To tackle the toy-takeover that was happening in our house, I divided toys into 3 categories.
- Developmentally helpful toys: Puzzles, blocks, shape sorters, play tools, play food, dolls, etc)
- Heirloom items: Raggedy Andy made by Gramma, Wooden horse made by Grampy, Embroidered Teddy Bear from Nan, Cow puppet that was Daddy’s when he was little, etc.
- Items that can be donated: Duplicates, toys the kids did not enjoy using and collect dust, toys we do not find the same developmental/enjoyment value (cheap plastic toys, party favors, outgrown items)
Developmentally helpful toys are kept in regular toy rotation, and donated when outgrown. Heirloom items are kept in the normal rotation, and saved in the kids keepsake bin (each has 1 storage bin) when retired from circulation. Items that were deemed donatable were removed from circulation and donated to the appropriate place (for example, our local thrift store does not accept stuffed animal donations; however, the local animal shelter does).
Remove Toy Guilt
I removed “toy guilt” from my life, as the experiences and time I spend with my kids is more important than that one extra action figure or stuffed animal.
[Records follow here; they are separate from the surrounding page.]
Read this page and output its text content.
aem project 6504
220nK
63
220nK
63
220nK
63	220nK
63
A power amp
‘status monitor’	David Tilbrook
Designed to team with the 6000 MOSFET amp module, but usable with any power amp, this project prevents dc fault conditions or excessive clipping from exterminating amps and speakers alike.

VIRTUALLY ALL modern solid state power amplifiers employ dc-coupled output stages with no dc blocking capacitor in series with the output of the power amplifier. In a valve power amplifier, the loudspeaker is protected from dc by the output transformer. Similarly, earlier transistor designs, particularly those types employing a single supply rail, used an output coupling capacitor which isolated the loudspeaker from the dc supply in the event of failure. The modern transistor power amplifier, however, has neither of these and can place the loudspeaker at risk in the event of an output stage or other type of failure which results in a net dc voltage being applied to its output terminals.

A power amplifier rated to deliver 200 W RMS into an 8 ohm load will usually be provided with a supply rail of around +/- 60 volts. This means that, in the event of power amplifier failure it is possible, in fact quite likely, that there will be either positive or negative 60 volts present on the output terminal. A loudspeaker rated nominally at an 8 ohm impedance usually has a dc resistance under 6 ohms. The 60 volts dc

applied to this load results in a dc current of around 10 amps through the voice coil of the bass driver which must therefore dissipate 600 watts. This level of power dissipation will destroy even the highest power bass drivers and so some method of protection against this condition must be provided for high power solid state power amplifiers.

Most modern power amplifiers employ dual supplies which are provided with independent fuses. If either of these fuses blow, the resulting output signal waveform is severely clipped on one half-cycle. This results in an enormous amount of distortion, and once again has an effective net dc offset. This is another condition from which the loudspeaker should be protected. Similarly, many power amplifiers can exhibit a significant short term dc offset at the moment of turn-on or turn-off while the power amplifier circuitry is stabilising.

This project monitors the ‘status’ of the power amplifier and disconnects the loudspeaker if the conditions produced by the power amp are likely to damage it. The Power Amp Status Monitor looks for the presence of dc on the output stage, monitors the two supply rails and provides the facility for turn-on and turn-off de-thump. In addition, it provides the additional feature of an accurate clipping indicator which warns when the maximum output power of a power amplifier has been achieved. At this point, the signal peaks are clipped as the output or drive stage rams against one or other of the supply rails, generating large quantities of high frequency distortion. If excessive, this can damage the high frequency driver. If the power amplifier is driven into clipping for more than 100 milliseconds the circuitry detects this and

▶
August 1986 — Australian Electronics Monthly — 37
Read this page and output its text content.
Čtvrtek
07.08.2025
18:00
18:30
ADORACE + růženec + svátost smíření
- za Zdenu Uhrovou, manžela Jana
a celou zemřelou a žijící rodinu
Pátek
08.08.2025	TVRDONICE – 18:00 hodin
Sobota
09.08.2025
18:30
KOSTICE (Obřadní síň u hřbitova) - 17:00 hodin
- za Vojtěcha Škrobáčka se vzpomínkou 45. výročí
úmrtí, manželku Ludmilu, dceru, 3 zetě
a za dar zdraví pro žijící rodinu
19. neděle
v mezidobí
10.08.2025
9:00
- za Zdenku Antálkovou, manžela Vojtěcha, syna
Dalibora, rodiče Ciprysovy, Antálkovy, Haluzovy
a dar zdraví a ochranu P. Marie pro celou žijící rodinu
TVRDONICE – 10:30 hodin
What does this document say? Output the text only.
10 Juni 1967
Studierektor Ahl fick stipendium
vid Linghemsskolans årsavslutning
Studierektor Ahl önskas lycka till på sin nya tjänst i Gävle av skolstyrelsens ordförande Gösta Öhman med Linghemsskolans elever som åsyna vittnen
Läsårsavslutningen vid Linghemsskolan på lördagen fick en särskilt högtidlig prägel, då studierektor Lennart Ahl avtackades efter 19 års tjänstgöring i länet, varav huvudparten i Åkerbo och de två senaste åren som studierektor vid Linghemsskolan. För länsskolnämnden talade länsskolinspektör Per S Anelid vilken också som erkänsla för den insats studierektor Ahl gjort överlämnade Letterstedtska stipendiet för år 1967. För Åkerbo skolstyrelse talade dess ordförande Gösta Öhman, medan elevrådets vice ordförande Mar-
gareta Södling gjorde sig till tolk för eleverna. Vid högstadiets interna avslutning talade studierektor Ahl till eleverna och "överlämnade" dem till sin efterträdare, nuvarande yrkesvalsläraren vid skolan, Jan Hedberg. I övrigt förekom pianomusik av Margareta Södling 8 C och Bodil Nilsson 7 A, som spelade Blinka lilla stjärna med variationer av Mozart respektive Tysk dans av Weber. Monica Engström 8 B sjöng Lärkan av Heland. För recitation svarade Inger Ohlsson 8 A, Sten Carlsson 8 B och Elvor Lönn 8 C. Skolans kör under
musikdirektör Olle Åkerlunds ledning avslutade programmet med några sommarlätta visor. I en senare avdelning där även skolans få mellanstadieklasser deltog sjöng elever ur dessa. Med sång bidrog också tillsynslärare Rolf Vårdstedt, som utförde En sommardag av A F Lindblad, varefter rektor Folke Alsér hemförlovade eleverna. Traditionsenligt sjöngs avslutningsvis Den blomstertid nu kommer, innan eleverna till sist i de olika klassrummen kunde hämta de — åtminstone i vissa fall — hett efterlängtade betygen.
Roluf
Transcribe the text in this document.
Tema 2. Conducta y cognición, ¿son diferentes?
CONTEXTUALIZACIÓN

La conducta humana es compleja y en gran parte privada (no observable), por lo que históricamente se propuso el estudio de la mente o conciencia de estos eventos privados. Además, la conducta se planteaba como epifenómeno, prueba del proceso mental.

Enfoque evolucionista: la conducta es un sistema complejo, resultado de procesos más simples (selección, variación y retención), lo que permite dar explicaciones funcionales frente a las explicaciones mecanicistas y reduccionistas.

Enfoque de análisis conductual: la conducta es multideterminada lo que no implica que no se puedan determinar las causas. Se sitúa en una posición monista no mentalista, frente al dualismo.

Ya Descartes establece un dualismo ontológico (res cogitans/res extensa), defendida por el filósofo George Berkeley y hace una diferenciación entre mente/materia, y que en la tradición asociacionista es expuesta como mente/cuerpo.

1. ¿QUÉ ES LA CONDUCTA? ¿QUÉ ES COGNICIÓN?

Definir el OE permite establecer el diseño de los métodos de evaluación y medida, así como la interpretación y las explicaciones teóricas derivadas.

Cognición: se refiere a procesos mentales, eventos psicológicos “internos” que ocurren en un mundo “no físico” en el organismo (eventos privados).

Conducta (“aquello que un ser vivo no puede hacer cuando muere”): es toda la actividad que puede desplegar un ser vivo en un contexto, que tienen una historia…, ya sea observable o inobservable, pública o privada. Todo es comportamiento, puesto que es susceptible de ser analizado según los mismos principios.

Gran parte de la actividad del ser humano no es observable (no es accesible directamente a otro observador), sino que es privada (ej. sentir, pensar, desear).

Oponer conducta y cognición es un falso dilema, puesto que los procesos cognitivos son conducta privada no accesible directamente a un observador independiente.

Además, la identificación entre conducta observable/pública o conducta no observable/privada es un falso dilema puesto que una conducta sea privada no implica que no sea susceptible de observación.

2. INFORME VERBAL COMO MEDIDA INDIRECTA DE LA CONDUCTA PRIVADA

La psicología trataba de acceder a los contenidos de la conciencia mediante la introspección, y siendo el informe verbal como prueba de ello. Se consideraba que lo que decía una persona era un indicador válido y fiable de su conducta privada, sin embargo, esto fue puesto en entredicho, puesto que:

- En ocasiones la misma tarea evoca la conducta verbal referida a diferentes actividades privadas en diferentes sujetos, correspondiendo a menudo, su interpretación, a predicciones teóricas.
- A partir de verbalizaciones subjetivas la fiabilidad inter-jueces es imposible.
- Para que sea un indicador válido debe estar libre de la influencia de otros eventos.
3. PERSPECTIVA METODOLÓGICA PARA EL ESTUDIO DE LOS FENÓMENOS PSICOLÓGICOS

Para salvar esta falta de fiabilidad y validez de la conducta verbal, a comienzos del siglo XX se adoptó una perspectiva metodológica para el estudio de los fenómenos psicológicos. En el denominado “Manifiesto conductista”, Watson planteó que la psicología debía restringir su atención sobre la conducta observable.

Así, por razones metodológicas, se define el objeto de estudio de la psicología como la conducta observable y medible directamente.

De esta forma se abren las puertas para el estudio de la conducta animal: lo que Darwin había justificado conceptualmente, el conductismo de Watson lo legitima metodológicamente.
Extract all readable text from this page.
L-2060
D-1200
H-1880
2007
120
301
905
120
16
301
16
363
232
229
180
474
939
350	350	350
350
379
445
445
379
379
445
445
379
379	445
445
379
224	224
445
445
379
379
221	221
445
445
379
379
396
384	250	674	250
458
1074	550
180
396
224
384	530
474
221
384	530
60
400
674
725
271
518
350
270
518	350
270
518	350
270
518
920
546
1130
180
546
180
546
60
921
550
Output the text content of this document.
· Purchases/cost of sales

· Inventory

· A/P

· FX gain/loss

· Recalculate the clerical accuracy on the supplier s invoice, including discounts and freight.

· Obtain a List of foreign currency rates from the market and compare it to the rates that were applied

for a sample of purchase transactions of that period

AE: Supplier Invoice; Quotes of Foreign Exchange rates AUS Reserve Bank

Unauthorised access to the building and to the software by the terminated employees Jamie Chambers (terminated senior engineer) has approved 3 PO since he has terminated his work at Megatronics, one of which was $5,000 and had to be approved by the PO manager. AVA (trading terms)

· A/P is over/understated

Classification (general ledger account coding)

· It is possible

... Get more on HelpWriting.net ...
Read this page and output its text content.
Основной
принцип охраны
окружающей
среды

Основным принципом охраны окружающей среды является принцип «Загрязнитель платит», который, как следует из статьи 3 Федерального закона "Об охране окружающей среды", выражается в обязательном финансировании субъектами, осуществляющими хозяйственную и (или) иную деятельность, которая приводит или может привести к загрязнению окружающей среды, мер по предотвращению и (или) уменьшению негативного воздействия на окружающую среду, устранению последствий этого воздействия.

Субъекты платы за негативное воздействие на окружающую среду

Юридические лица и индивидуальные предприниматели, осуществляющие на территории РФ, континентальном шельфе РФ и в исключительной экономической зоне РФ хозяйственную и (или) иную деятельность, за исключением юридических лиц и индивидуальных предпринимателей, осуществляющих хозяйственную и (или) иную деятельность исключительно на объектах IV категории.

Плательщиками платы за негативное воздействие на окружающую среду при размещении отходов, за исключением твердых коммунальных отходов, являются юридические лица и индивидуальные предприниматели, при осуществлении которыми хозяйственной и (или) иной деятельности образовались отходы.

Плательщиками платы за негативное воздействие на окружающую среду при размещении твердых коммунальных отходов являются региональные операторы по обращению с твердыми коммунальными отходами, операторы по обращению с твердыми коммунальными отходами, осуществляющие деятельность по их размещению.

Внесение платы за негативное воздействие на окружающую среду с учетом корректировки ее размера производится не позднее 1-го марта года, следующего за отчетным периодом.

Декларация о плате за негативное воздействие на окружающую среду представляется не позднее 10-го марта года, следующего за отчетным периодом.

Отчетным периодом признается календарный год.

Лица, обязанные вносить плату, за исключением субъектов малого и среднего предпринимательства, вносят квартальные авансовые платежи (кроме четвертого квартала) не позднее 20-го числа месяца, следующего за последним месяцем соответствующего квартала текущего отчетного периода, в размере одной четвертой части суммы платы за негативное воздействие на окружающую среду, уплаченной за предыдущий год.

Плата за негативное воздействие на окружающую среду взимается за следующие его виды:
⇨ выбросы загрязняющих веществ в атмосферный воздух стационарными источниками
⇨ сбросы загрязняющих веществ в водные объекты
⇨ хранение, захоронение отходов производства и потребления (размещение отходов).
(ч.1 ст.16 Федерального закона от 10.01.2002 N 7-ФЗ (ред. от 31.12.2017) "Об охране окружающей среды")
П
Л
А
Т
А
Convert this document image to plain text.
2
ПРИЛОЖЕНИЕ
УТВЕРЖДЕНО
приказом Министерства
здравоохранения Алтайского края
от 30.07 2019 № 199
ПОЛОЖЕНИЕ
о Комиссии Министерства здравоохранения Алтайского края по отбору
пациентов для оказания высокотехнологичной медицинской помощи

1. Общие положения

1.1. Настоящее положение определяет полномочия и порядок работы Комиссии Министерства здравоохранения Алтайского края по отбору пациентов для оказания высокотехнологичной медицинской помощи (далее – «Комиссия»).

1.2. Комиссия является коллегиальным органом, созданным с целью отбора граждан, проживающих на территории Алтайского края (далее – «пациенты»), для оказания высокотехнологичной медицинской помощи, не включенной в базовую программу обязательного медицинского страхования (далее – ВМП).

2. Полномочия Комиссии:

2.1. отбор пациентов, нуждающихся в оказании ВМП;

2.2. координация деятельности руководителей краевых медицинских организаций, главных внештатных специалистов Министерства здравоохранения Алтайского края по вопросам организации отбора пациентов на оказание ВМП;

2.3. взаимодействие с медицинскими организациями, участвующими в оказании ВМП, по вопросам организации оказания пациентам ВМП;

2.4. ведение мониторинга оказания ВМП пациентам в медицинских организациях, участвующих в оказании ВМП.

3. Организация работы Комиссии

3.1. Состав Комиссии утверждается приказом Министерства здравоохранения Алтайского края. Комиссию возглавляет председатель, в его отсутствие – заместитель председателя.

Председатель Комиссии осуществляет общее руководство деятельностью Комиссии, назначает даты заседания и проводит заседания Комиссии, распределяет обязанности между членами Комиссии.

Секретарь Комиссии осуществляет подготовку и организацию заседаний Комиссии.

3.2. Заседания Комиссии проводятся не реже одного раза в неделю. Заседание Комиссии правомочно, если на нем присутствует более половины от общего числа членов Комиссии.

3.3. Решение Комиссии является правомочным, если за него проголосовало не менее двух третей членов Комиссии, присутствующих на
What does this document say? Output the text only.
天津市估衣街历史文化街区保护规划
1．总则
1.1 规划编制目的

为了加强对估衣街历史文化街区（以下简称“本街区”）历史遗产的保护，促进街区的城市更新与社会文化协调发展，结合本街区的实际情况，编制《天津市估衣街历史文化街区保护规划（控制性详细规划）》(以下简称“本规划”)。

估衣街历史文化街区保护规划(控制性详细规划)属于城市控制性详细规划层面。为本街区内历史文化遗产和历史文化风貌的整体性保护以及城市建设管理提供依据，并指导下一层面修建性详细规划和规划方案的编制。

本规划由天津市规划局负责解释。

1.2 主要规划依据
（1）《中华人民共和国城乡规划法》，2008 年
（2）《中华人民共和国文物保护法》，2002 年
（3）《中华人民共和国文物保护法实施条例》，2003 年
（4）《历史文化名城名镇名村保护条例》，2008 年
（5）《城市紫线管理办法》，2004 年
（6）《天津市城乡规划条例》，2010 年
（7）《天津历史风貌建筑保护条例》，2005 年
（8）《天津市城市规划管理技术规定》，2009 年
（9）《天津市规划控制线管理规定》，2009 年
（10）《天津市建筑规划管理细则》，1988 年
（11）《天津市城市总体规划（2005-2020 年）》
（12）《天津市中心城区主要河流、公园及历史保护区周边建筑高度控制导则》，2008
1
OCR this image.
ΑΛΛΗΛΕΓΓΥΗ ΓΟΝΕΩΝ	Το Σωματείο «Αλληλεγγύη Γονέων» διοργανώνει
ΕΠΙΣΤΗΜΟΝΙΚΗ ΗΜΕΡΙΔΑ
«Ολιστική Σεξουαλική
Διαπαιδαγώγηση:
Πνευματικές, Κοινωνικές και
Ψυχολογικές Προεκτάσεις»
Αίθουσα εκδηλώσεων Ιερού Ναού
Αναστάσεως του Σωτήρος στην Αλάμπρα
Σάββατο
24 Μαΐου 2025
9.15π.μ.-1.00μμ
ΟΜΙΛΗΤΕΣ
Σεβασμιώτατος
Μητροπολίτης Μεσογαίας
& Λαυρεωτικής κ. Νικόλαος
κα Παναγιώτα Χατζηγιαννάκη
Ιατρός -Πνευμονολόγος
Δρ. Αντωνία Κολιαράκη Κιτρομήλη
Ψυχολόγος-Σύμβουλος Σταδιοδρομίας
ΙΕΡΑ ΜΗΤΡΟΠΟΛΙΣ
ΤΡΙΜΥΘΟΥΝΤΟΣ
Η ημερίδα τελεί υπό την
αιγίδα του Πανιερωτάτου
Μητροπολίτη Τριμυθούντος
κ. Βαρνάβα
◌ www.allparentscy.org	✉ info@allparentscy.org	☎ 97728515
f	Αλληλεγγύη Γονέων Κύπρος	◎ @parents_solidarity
I had been saving every toy that was given to us with our first son, thinking that if he didn’t enjoy playing with it, maybe the next child would. After all, it was a loving gift from <insert name here>… However, if the mountains of toys from well-meaning friends and relatives were all kept, our house would look like the island of misfit toys, and require daily shoveling of toys out of the way.
Once I realized that my son did not miss the items he hadn’t enjoyed playing with in the first place, the more I saw how much he was able to enjoy the toys he truly loved. He was not bored as easily, I think due to less sensory overload. He is content to play with his fewer and more meaningful toys for much longer, than he was with a living room filled with toys.
Limit Books by Using the Library
As a family who chooses to live without a television, we value books a great deal. I read with the kids every night before bed, and often in the morning before school/work if there is time. I keep books in the car, in the diaper bag, in the stroller, in my bag for church (I call it the Shush Bag, it has cheerios, a book, and a beanbag animal that can only sit with them if they’re behaving in church). Our friends and family knows our love books, and have showered our children with their own library of all manner of books.
When my oldest was born, I had saved all of the books we were given, duplicate or not, because I figured we would find use for it somehow. However, our home started to feel like a library after an earthquake, with books tucked EVERYWHERE!
We eliminated duplicates, books we did not enjoy, and books we did not want our children to emulate. We asked our local school and library, who were both happy to take a box of books. We saved a few to exchange at area “little free library” boxes, which have popped up in abundance in our region! Our two year old always enjoys being lifted up to open the door, and put in a book or two!
We use our local library! Kids tire of books so quickly, libraries are a wonderful resource for a seemingly infinite supply of new and exciting childrens’ books. With fewer books around the house, it is easier to keep track of the books we have!
Value Experiences Over Items
Our family places a higher value on experiences than items. We would much rather take our kids to a new museum, on a train, or to a zoo, than spend that money on more toys/clothes that we don’t need.
It is amazing how many free or inexpensive activities you can find, even living in pretty remote areas. We live in rural central New York, and we have taken day trips to the zoo, a lavender farm, museums, libraries, a waterfall, a beach, playgrounds, hiking trails, bike paths, sledding, a dairy farm, an apple orchard, a vineyard, a butterfly conservatory, a pumpkin farm, and the list goes on.
Often, kids are free or at a heavy discount. For some locations, taking a family of 4 is cheaper if you purchase an annual family membership, than it would be paying for four admissions. In doing so, you can then return multiple times.
Get a Membership to Save Money
A museum membership, and a zoo membership, are among the most appreciated/memorable gifts our family has received. My two year old would much rather waddle like a penguin, hop like a lemur, growl like a tiger, color a picture of a giraffe, and tell you about the octopus he saw last week… than play with a stuffed animal. He does have a couple of stuffed animals he plays with often, but we don’t need to curate our own miniature zoo.